WASHINGTON (CBS4) – A Colorado mother whose son died 12 years ago after a collision on a high school football field spoke to lawmakers in Washington on Friday and pushed for more research into the unknowns surrounding concussions.

Kelli Jantz, mother of Jake Snakenberg, was one of several family members of young people who have sustained concussions who spoke at a House Subcommittee on Oversight and Investigations hearing Friday morning.

Snakenberg, a Grandview High School Freshman, died in 2004 after taking a hit one week after he is believed to have suffered a concussion that he and his family never knew he had.

Jake Snakenberg (credit: CBS)

Jake Snakenberg (credit: CBS)

As a mom and a nurse, Jantz says she doesn’t want what happened to her son to happen to anyone else.

“These children are our future and it’s our responsibility as parents and coaches, teachers, medical professionals, policy makers and the community as a whole to make sure we do all we can to support the necessary culture change to make youth sports as safe as possible and protect our children as well as to provide appropriate treatment and assistance should a concussion occur,” she told the subcommittee, which includes Rep.
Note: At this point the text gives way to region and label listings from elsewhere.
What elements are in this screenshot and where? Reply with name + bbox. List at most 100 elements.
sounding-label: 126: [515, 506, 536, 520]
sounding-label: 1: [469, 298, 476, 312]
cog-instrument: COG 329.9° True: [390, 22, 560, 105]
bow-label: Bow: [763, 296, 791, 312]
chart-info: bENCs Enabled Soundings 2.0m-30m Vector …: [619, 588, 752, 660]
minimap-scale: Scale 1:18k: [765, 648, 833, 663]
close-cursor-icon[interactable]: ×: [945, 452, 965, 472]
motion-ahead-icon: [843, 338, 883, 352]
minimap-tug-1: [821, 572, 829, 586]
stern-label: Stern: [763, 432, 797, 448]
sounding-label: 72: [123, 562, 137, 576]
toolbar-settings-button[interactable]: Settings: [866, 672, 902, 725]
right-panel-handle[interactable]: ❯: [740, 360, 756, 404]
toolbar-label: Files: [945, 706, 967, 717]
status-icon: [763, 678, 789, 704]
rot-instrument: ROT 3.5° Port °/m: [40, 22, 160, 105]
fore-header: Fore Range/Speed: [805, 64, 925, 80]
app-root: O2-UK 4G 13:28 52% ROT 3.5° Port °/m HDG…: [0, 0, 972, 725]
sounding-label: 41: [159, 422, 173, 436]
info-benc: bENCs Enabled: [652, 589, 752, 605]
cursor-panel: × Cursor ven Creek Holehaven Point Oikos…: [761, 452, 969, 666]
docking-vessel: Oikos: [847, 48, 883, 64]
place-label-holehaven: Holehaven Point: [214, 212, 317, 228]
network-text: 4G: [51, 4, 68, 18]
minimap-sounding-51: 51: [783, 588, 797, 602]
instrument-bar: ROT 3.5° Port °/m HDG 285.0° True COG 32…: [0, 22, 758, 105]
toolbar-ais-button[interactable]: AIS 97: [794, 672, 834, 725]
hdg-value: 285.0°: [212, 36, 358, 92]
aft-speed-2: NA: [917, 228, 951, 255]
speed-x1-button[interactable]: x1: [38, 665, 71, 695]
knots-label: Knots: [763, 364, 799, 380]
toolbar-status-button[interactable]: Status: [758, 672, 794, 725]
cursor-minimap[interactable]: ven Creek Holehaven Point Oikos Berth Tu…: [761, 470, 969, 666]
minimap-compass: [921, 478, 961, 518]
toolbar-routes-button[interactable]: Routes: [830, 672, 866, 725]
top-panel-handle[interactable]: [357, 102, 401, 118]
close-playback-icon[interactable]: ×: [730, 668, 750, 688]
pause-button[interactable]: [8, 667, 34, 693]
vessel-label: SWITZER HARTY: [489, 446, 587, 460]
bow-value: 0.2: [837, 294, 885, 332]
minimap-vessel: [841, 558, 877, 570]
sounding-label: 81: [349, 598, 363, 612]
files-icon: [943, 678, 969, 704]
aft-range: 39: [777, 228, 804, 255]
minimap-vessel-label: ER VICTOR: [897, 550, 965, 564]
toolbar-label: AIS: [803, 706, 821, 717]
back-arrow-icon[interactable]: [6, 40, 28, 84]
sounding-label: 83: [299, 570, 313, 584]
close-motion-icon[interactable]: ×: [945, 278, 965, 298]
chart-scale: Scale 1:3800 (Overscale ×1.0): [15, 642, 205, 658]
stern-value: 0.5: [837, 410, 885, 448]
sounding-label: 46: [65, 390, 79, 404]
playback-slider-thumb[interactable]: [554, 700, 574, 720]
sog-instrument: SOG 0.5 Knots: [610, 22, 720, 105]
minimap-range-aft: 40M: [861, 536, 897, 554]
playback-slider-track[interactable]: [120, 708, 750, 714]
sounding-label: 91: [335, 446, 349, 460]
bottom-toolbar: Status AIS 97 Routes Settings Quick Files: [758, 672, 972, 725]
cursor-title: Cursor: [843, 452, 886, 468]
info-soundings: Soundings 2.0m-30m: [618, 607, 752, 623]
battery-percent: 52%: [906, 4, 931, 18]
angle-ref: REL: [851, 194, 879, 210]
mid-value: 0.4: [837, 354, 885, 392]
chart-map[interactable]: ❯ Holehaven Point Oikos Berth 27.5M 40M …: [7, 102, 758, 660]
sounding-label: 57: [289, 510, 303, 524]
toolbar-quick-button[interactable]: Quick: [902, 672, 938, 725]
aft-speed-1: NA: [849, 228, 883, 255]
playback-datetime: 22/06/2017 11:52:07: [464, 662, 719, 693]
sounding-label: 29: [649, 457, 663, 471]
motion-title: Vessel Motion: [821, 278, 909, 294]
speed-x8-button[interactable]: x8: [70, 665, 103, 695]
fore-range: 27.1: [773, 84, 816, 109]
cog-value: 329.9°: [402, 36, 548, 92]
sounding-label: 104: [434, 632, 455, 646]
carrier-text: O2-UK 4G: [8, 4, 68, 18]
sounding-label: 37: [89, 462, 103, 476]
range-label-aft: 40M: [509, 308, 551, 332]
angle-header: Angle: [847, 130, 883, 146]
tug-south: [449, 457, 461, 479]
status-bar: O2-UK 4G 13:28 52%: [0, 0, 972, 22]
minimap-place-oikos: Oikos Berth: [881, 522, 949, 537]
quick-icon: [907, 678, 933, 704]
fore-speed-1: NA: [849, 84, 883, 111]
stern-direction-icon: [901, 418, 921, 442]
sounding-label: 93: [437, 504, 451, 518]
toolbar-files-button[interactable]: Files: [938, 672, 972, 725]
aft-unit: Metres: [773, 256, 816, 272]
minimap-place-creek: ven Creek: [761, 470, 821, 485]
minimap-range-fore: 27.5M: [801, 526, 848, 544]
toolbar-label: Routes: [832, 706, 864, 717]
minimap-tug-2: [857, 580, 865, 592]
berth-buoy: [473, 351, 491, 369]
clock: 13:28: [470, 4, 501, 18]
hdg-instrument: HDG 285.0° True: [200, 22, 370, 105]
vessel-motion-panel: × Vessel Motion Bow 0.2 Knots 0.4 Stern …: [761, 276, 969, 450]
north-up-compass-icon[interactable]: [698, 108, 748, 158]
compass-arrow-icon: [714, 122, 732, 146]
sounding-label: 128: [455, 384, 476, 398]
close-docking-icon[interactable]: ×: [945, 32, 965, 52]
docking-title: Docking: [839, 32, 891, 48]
Diana DeGette.

DeGette, a Democrat who represents Colorado’s 1st Congressional District, said she wants to see young players succeed in sports but not at the cost of their health.

The hearing is the latest effort to gain a better understanding of many still-unknown issues related to concussions and traumatic brain injuries.

In 2012, the Jake Snakenberg Act was signed into law in Colorado. It requires coach education on recognizing a concussion, among other safety measures.

Experts said that student athletes, their peers, and their families play a crucial of a role in recognizing brain injury symptoms.